The government’s intention of putting fresh curbs on deposits is clear— it wants to cut off fresh inflow of black money into banking system in the remaining days of this month. But, it is not clear how far the move will see results given that crooks. This is because, as this writer pointed out in an earlier Firstpost column, the tax cheats would have found many ways to deposit their money much earlier in small doses either by creating fake accounts (like in the Axis Bank episode), donating to one of the 1866 political parties that enjoy no tax, no scrutiny under the current laws, by splitting the amount to several small bundles or depositing it multiple benami accounts. Probably, the government failed miserably to foresee how crooks will find alternative ways to beat demonetisation from the very beginning.

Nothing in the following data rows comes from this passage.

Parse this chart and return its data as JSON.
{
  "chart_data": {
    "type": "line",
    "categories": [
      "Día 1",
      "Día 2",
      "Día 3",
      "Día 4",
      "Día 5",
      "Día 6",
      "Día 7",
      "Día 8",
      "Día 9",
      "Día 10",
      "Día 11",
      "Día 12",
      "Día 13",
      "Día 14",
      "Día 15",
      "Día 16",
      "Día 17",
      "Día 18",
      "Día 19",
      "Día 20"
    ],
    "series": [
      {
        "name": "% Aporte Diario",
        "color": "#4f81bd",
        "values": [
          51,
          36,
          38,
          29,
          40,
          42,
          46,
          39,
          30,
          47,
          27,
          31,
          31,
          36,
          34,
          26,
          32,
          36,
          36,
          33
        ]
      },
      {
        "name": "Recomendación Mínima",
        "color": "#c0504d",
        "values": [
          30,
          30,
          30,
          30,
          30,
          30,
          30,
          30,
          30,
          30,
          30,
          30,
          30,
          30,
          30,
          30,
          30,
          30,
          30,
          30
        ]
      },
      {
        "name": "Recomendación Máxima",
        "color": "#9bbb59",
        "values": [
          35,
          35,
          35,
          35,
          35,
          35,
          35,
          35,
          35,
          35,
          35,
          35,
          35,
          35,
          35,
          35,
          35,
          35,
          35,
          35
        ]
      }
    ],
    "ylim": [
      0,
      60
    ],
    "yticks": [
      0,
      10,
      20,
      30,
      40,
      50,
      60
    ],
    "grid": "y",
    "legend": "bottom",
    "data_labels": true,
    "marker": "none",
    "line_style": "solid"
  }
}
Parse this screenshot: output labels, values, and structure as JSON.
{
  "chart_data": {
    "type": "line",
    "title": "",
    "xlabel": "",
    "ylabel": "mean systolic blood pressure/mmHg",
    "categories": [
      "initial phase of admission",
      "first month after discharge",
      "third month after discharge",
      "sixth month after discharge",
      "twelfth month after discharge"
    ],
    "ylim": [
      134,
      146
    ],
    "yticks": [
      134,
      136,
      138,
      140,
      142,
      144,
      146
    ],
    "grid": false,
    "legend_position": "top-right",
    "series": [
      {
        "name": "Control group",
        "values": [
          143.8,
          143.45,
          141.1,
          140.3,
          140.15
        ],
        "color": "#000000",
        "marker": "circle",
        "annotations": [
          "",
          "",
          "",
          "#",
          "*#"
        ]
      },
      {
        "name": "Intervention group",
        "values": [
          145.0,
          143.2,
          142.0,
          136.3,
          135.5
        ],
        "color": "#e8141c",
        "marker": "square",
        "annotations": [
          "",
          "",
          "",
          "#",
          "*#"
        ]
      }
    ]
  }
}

With just 10 days left to the 30 December deadline offered by PM Narendra Modi to put an end to the demonetisation pain of common man, PM Modi’s first big test is to keep his 50-days promise. So far, there are no signs of that happening. Queues at ATMs and bank branches have shortened for sure but that is more because of the fact that there is not enough cash in lower denominations available, rather than a sign of a normalisation. Also, due to the tough restrictions the government/RBI has imposed on withdrawals and deposits. The Rs 5,000 rule adds to the confusions. The government mint’s capacity to print enough lower denomination notes so soon is doubtful as this IndiaSpend analysis points out.
The PM’s second test will be to resolve the cash-crunch at the earliest. Even his political rivals would be praying for the current mess to end fast, since the cash-crunch has impacted majority of Indians in some or other way. The economic impact, some of which are already visible, will be profound if the cash-crunch lasts longer. An economic crisis can negate any promise. Finally, Modi’s third test will be to show the stated tangible results of the demonetisation exercise—elimination of black money, corruption and terror funding. Change to a cashless economy is a far-fetched idea for India, so one can forget discussing it at this point.
A cost benefit analysis of this entire demonetisation exercise will be done sooner or later and the pain of demonetisation will be weighed against the supposed gains. There aren’t any leaders as Modi who has risked his entire political capital to push an economic reform agenda in this fashion, either willingly or without understanding it fully. Either Modi will emerge as a hero of demonetisation or the currency ban will go down in history as his Waterloo. Modi’s first big test is to keep his 50-day promise.